Stephan Güsgen

Personal information
- Nationality: West German
- Born: 26 March 1962 (age 64) Dormagen, North Rhine- Westphalia, West Germany
- Height: 2.03 m (6 ft 8 in)
- Weight: 93 kg (205 lb)

Sport
- Sport: Swimming
- Strokes: Freestyle
- Club: TSV Bayer Dormagen
- Coach: Jürgen Schmitz

Medal record
Representing West Germany
Summer Universiade
| Bronze medal – third place | 1987 Zagreb | 50m freestyle |

= Stephan Güsgen =

German swimmer

Stephan Güsgen (born 26 March 1962 in Dormagen, North Rhine-Westphalia) is a retired West German swimmer, who specialized in sprint freestyle events. He represented West Germany at the 1988 Summer Olympics, and also became a member of and a resident athlete for TSV Bayer Dormagen, under his personal coach Jürgen Schmitz.

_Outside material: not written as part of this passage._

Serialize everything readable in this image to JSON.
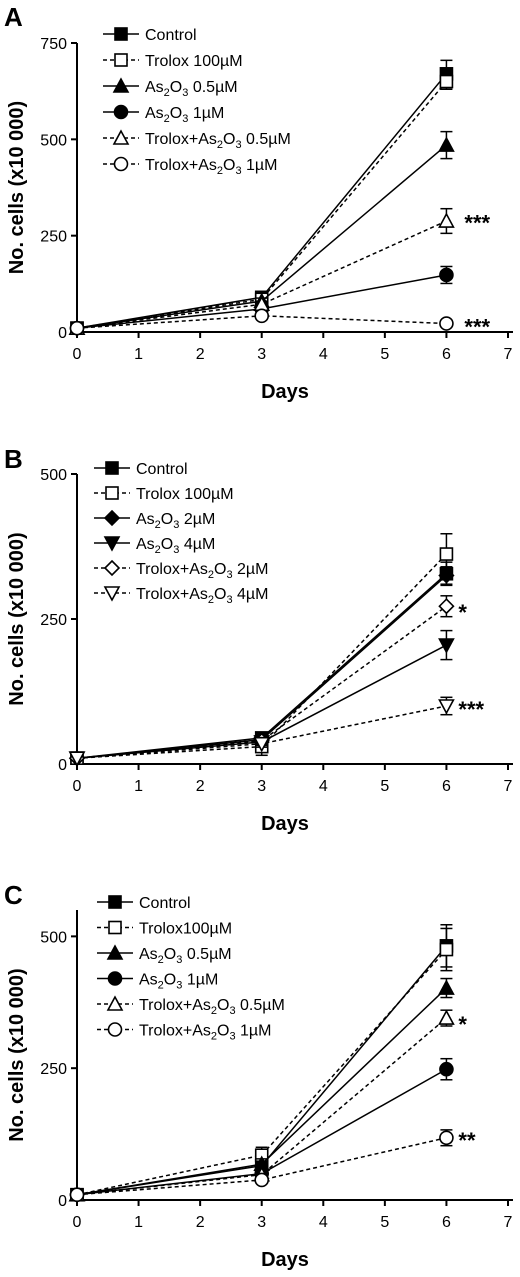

Gusgen competed only in the inaugural 50 m freestyle at the 1988 Summer Olympics in Seoul, where he finished fourteenth in the B final with a time of 23.55.

Shortly after the Games, Gusgen officially retired from swimming, and later worked as a sport medicine orthopedic surgeon at a local hospital in Dormagen.